Здесь пахнет плесенью и затхлой одеждой. Чисто, но все же от него исходит определенная вонь. Знакомая.
Если бы я протянул руки, мне бы хватило еще нескольких сантиметров, чтобы коснуться обеих стен этой комнаты. Это та самая дыра, в которой погиб мой отец. Никакого контакта с внешним миром, никакого солнечного света.
Только бетонный блок шесть на девять.
Стон открываемой двери обращает мое внимание на тех, кто входит внутрь. Я контролирую ситуацию, снова говорю я себе. Он не сделает и не скажет ничего такого, что могло бы нарушить мой невозмутимый вид.
Я контролирую себя.
Генри Пирсон всегда был условно привлекательным мужчиной. Мужчина, которого можно увидеть в продуктовом магазине, с ярко-голубыми глазами, настолько ясными, что они могут заставить вас перевести взгляд. Подтянутый отец с хорошо уложенными светлыми волосами на другой стороне улицы, который улыбается, когда вы пробегаете мимо. Может быть, даже свидание вслепую, с которым вас свела подруга и который хорошо одет и излучает уверенность в себе.
Приятный, воспринимаемый, заурядный.
Тюремный воздух и время не были добры к нему, не то чтобы я ожидал этого.
— У вас есть двадцать минут, — напоминает мне охранник за его спиной, прежде чем затолкать заключенного в камеру и закрыть дверь, фактически заперев нас здесь друг с другом.
Тишина трещит в воздухе, как сухая молния, готовая ударить в любую секунду. Волоски на моем затылке встают дыбом, когда я рассматриваю стоящего передо мной человека.
Похоже, что за все время, проведенное здесь, он нашел время, чтобы поддержать свое телосложение. Все такой же высокий и худой, как я помню. А вот грязная борода — это что-то новенькое. Морщины вокруг носа и рта состарили его, а может быть, дело в одиночном заключении.
Но его глаза.
Они ничуть не изменились.
— Привет, Генри.
Он следит за мной, изменения за последние несколько лет с тех пор, как он видел меня, окрашены в сине-красный оттенок полицейских огней. Я был ребенком, стоял у входа в дом и смотрел, как его уводят.

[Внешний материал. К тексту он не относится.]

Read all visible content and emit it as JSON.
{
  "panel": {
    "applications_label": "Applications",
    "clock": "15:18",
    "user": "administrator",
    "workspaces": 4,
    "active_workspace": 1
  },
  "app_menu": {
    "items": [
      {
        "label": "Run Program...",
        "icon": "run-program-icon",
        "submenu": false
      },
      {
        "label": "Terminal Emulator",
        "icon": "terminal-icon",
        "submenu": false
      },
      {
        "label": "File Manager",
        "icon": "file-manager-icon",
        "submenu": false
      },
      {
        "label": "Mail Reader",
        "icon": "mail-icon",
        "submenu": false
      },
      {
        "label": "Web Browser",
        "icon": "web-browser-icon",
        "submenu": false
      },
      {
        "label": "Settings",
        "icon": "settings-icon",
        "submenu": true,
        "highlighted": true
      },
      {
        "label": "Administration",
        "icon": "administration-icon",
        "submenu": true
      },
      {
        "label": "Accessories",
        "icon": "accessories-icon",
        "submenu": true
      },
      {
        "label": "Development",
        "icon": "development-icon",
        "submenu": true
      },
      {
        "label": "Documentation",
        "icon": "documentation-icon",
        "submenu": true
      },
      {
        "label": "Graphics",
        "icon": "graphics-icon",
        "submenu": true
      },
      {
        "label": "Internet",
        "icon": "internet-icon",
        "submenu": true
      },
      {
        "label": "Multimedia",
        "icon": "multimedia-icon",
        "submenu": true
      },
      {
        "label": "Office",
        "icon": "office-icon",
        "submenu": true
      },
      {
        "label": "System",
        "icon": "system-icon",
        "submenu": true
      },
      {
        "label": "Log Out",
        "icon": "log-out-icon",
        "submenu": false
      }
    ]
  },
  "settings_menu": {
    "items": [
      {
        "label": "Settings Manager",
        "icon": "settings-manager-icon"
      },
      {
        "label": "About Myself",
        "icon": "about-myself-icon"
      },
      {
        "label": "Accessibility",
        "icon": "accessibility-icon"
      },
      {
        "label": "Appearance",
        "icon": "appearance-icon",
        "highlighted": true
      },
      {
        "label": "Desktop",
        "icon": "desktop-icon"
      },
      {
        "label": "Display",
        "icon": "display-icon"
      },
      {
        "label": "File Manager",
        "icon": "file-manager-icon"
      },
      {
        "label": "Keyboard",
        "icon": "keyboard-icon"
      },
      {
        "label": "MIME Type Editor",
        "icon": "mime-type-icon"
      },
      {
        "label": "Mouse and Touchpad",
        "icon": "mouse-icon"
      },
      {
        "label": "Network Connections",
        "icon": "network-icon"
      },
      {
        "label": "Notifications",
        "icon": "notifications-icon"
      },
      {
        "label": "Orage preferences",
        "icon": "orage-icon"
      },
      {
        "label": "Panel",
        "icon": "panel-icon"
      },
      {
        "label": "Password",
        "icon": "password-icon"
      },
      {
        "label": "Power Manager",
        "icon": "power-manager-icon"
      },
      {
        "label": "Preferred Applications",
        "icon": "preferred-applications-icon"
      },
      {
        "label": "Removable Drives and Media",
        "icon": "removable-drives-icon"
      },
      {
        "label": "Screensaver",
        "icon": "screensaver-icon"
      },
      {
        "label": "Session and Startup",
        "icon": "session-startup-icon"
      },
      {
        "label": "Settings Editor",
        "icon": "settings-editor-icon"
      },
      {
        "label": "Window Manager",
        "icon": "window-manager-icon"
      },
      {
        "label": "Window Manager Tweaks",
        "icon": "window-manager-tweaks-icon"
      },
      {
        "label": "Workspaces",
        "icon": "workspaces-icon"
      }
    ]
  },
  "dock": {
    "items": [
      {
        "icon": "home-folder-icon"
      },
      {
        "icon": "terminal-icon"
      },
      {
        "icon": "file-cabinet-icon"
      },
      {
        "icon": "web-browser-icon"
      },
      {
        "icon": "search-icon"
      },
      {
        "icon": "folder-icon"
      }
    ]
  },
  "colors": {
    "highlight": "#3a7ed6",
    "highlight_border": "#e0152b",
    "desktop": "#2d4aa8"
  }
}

— Александр! — его голос — шелк, змея, поджидающая в траве. Раньше я вздрагивал, когда он говорил. — Посмотри на себя!
Он сцепляет руки перед собой, качая головой, как будто он так рад меня видеть, так переполнен родительским восхищением.
Я понимаю, что теперь на несколько дюймов выше его. Он больше не возвышается надо мной, как в детстве. Это тот человек, который властвовал надо мной в детстве? Тот, кто контролировал каждый мой шаг?
— Ты выглядишь сильным, — говорит он, одобрительно кивая головой, на его лице улыбка. — Я неплохо справился, не так ли?
Ему свойственно приписывать себе заслуги, грандиозное чувство важности, которое дает ему право на успех каждого, независимо от его участия. Нарциссические наклонности умирают тяжело.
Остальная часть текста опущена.